Start preparing now to earn points on GSA’s Polaris contract opportunity
The General Services Administration (GSA) recently released a draft request for proposals (RFP) for the Polaris IDIQ procurement, which spans a wide variety of IT services. This up-to-10-year Indefinite Delivery/Indefinite Quantity (IDIQ) contract (five years base, with a five-year option period) is a significant opportunity for a variety of small businesses. GSA plans to issue three pools of awards, including ones specifically for HUBZone and Women-Owned small businesses. This is the unofficial replacement for Alliance Small Business 2, which failed to proceed after a number of sustained protests.
The services covered in this intended multiple IDIQ award effort include cloud services, cybersecurity, data management, information and communications technology, IT operations and maintenance, software development, and system design. There is an emphasis on contractors who are experienced using innovative solutions within emerging technologies such as advanced and quantum computing, artificial intelligence (AI), automation technology, distributed ledger technology, edge computing, and immersive technology.
The draft RFP indicates that GSA will take a self-scoring sheet approach to evaluating proposals, and it includes a very high-level draft version of the sheet. It will likely take several months for this RFP to be finalized, so potential offerors have ample time to prepare for areas in which they may be able to earn points.

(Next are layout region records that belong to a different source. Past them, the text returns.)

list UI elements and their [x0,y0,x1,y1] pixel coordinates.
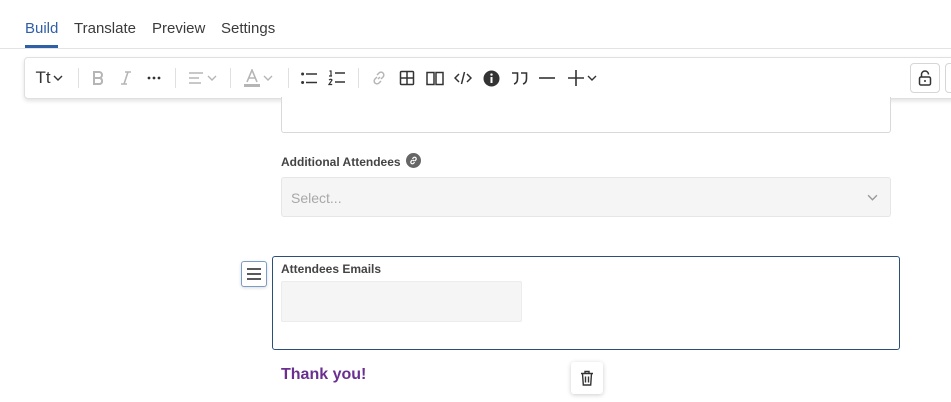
delete-block-button[interactable] [571,362,603,394]
code-button[interactable] [451,58,475,98]
link-button[interactable] [367,58,391,98]
tab-build[interactable]: Build [25,20,58,37]
menu-icon [247,268,261,280]
chevron-down-icon [263,75,272,81]
bold-icon [93,71,104,85]
select-placeholder: Select... [291,190,342,206]
align-left-icon [188,72,203,84]
table-button[interactable] [395,58,419,98]
unlock-icon [918,70,932,86]
italic-button[interactable] [115,58,137,98]
more-formatting-button[interactable] [143,58,165,98]
align-button[interactable] [185,58,219,98]
chevron-down-icon [587,75,596,81]
text-style-button[interactable]: Tt [31,58,67,98]
italic-icon [121,71,131,85]
tab-bar: Build Translate Preview Settings [0,0,951,49]
numbered-list-icon [328,70,345,86]
columns-button[interactable] [423,58,447,98]
attendees-emails-label: Attendees Emails [281,262,382,276]
info-button[interactable] [479,58,503,98]
linked-field-icon [406,153,421,168]
bold-button[interactable] [87,58,109,98]
thank-you-heading: Thank you! [281,366,367,383]
horizontal-rule-icon [539,77,555,79]
ellipsis-icon [147,76,161,80]
plus-icon [567,70,584,86]
chevron-down-icon [207,75,216,81]
additional-attendees-label: Additional Attendees [281,155,401,169]
link-icon [410,156,417,165]
lock-button[interactable] [910,63,940,93]
blockquote-button[interactable] [507,58,531,98]
drag-handle[interactable] [241,261,267,287]
quote-icon [511,71,527,85]
table-icon [399,70,415,86]
link-icon [373,71,385,85]
chevron-down-icon [53,75,63,81]
numbered-list-button[interactable] [325,58,349,98]
insert-button[interactable] [563,58,601,98]
toolbar-divider [175,68,176,88]
additional-attendees-select[interactable]: Select... [281,177,891,217]
attendees-emails-input[interactable] [281,281,522,322]
active-tab-indicator [25,45,58,48]
horizontal-rule-button[interactable] [535,58,559,98]
tab-preview[interactable]: Preview [152,20,205,37]
toolbar-overflow-button[interactable] [945,63,951,93]
info-icon [483,70,499,86]
toolbar-divider [358,68,359,88]
bullet-list-icon [300,72,317,84]
chevron-down-icon [867,194,878,201]
text-color-button[interactable] [239,58,277,98]
toolbar-divider [288,68,289,88]
trash-icon [581,370,593,386]
previous-input-field[interactable] [281,97,891,133]
text-style-icon: Tt [35,68,51,87]
tab-translate[interactable]: Translate [74,20,136,37]
tab-settings[interactable]: Settings [221,20,275,37]
editor-toolbar: Tt [24,57,951,99]
code-icon [454,71,472,85]
columns-icon [426,71,444,85]
toolbar-divider [230,68,231,88]
toolbar-divider [78,68,79,88]
text-color-icon [243,69,260,87]
bullet-list-button[interactable] [297,58,321,98]
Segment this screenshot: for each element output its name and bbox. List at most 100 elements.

In what areas should you expect to earn points?
The biggest point-earning opportunities will likely relate to experience and past performance. The applicable projects can be for pretty much any customer, both federal and commercial, but there will likely be more points for projects with multiple federal clients. The more complex the project, the higher the likelihood that you will receive more points. If the experience was within a cost-plus contract instead of fixed-price, there will likely be more points for that as well. There will likely be additional points for a wider variety and separate instances of recent projects within each performance area, and even more points if emerging technology was used in these projects.
The other significant area that might be a bit more controllable for prospective contractors right now is within Volume 4 – Systems, Certifications, and Clearances. This area will include point-earning opportunities for evidence of superior corporate governance and operations. It includes points for CMMI-SVC or CMMI-DEV Level II or above certifications. ISO 9001:2015, ISO 20000-1:2018, and/or ISO 27001:2013 certification can also garner prospective offerors points. Finally, having a “secret” or above facility clearance will likely earn contractors additional points.
However, as of the current version, there are a couple of point-earning potentials in Volume 4 that are contingent on what the government has done on behalf of the contractor (i.e., not so controllable as per draft RFP language). In order to get point credit for having an accounting system capable of operating under a federal cost reimbursable contract or a purchasing system compliant with the criteria under DFARS 252.244-7001, it must be approved by a federal government official. Unlike other GWAC IDIQs as of late, this RFP is currently not allowing any independent CPA firm/third-party approvals. One could see this approach as inhibiting competition, and hopefully the next draft will change the rules around earning points for these systems.
What about CMMC and other RFP requirements?
The draft RFP for Polaris dedicates a whole section to “IT Security Considerations” (Section H.5) that does not name any specific requirements. Instead, it instructs offerors to pay close attention to the latest Cybersecurity Maturity Model Certification (CMMC) and supply chain risk management (SCRM) requirements. It acknowledges that civilian agencies have not yet adopted CMMC but suggests that it may be included as a requirement for future task orders under this IDIQ. It also then includes instructive exemplar items for contractors to monitor with regards to cybersecurity and SCRM.
This all being said, an interested offeror must submit a seven-page-or-less cybersecurity and SCRM risk self-assessment. The government will grade this self-assessment as either acceptable or unacceptable. If deemed unacceptable, the offeror will be eliminated.
This draft RFP also includes a specific requirement to submit a Professional Employee Compensation Plan in compliance with FAR 52.222-46. It appears that GSA included this requirement to help prevent unreasonable underbidding related to labor costs on future task orders. If the government assesses that a submitted plan is insufficient, an offeror is likely to be eliminated.
Here is what we think any potentially interested contractors should be doing right now:
- Understand the RFP technical areas, and identify all the applicable past performances that will likely maximize point-earning potential (i.e., find the ones that involve emerging technology).
- Consider a teaming arrangement if you think that will bolster your competitiveness.
- Assign team members who are responsible now for the proposal.
- Don’t wait until the final RFP comes out to start writing and developing a win strategy.
- Gather and submit comments on the draft RFP that will help make you more competitive and stand out from your competitors. (See our recent Lunch and Learn slides on proposal best practices.) Comments are due Jan. 29.
- Establish a timeline and plan for any achievable Volume 4 point-earning opportunities.
- If you do not already have one, develop a Professional Employee Compensation Plan.
- Start working on your cybersecurity and supply chain risk management self-assessment, and figure out a path to ensuring that it demonstrates a robust understanding of and commitment to minimizing these risks.